Although planning is one of the oldest research areas of AI, recent years have brought many dramatic advances in both its theory and practice. On the theory side, we now understand the deep connections among AI planning, constraint satisfaction, logic and operations research. On the practical side, we have effective ways of capturing and using domain-specific control knowledge, and have planners that are capable of synthesizing plans with hundred or more actions in minutes. These, in short, are exciting times for AI planning research.
This tutorial will provide a comprehensive overview of the field, placing both the traditional ideas and the recent advances in a unified perspective, and delineating their application potential. Our primary emphasis will be on planning in deterministic domains, although we shall make several connections to scheduling as well as planning in stochastic domains.
The tutorial should be accessible to anyone with basic computer science and AI background.

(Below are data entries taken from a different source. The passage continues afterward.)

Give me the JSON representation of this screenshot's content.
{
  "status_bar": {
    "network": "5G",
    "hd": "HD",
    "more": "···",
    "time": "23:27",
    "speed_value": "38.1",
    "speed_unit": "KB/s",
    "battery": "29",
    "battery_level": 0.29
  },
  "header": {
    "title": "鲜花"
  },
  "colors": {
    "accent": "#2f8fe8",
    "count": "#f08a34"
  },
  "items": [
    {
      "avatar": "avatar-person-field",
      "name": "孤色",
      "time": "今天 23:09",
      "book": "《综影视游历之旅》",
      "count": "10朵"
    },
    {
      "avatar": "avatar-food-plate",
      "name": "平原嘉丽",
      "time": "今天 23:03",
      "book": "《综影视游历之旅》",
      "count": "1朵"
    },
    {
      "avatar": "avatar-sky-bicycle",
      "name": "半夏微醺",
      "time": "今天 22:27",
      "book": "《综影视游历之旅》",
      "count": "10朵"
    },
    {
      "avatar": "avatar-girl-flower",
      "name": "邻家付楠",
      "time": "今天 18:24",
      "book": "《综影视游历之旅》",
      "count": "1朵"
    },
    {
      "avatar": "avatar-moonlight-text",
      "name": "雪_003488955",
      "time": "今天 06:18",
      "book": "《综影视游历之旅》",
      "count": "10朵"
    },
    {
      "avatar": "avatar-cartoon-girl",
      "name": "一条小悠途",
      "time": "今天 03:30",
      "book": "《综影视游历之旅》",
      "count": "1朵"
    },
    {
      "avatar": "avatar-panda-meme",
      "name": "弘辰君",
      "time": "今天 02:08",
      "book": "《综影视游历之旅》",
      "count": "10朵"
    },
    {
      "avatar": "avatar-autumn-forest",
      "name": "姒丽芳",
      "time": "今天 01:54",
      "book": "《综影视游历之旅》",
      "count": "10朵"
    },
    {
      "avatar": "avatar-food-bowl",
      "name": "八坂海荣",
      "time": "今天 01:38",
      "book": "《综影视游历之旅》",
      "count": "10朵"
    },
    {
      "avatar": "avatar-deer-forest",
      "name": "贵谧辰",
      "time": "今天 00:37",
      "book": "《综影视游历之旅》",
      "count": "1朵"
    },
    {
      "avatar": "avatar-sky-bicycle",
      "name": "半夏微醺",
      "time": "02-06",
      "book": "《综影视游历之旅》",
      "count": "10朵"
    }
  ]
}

Subbarao Kambhampati is an associate professor of computer science at Arizona State University, where he directs the YOCHAN research group. He received his bachelors degree in electrical engineering from Indian Institute of Technology, Madras, and M.S. and Ph.D. degrees in Computer Science from University of Maryland, College Park. He has published over seventy technical articles on planning, learning and related areas of AI. He was a 1994 NSF Young Investigator and a 1996 AAAI invited speaker. He has taught courses and has published several tutorial articles on AI planning, and is the author of a 1997 IJCAI challenge paper on bridging plan-synthesis paradigms.